The series quickly vicariously transcended me back to my younger, more reckless self (even if my youth was never so reckless.) It captures the wild feel of hanging with the guys being immature, aimless and loving it. From episode to episode, Pete never stays in one place too long interacting with different people who all provide different perspectives on his life, including his sister Casey (Oona Roche), his girlfriend Nikki (Chase Sui Wonders) and his best friend Evan (Philip Ettinger).
The two biggest standouts are Edie Falco and Joe Pesci who play Davidson’s mother and dying grandfather respectively. From the moment she explains why she will not change her t-shirt soiled with Pete’s “results” until after she finishes her workout, it is evident Falco is all-in on the hijinks and hilariously so. Both Falco and Pesci are scene stealers who put a smile on my face just through their presence in this comedy chaos – even if I could have used more of each.
So much of the humor that had me cracking up is difficult to put into words without losing much of the effect, and if I could it would only spoil the fun of all. One example I will share that had me in tears has to do with Pete helping his family friend “Uncle Roy” (Brad Garrett) who is suffering with a bout of hip dysplasia, perform mid-act with a prostitute. It is probably not what you expect. What it is immature, kind of gross, and probably (or at least I am hoping) one of the fictionalized parts of the series. It is also funny as hell. The image it creates will have you laughing, groaning and asking for more.
I went into Bupkis pretty blindly. I knew it would involve Pete, Edie and Joe, but the remaining cast was all a mystery to me. Garrett was only one of the welcome co-stars to make an appearance. The series was developed and written by Davidson, along with his creative partners Judah Miller (The King of Staten Island) and Dave Sirus – it is also produced by Lorne Michaels.
There’s obviously a great deal of support behind the series. In addition to those behind the scenes is a long list of amazing actors from comedy greats to today’s hottest talent and numerous in between. They are weaved into Pete’s story effectively adding some great laughs in addition to a certain level of esteem to a project that (without viewing) could easily be dismissed.
Just a few of the stellar cast include Bobby Cannavale (fantastic as always as Pete’s uncle and surrogate dad), SNL legend Jane Curtin, the great Steve Buscemi and the hilarious Sunita Mani. As always, I will let you discover the other guest stars on your own. Just go in knowing in one episode alone there had to have at least a half dozen exciting guests. Who will pop up next is part of the fun, without being gimmicky.

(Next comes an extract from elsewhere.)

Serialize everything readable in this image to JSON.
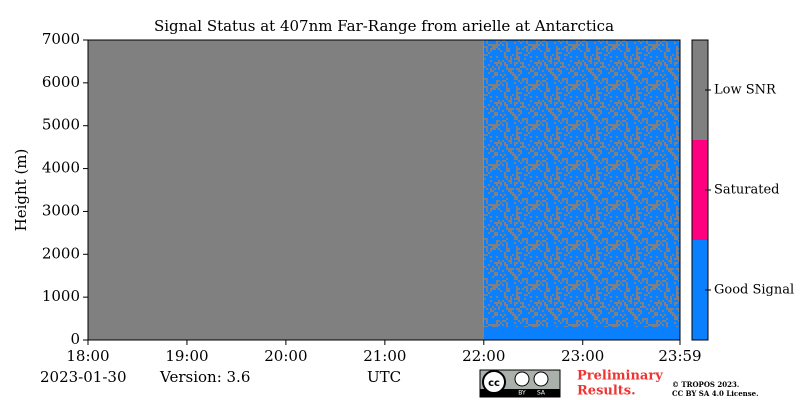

The series is a bit manic, bouncing around all over the place through Pete’s life including dealing with internet trolls, playing dad, filming a movie, drug deals and of course, rehab. While the tone is certainly inconsistent it also feels appropriate when telling Davidson’s story – a young man who often aimlessly wanders through his own life.
The outrageous gives way to the unexpectedly endearing. Even when at its most sincere the absurd is not far behind. Where the series most succeeds is making Davidson, a guy whose life is much different than mine, feel relatable. Davidson’s acting may also be uneven, but the most human aspects of his wild journey will probably change opinions on the actor, at least for those who can keep an open mind.
For a series about a man who acknowledges his flaws and is working them out, the rough around the edges feel is fittingly on brand, capturing the charms of Davidson. I get it now. The guy won me over. Somewhere during the eight episode season I went from not being a fan of Davidson, to openly rooting for him. For that reason and many more, Bupkis is one of the most surprisingly addictive series of the year.
Bupkis premieres all 8 episodes only on “The Cock” (Peacock – Pete’s choice of words not mine,) starting May 4rd. Warning: The series is completely binge-able. I was planning to watch a few episodes and ended up watching all 8 in one sitting – it is a load of fun.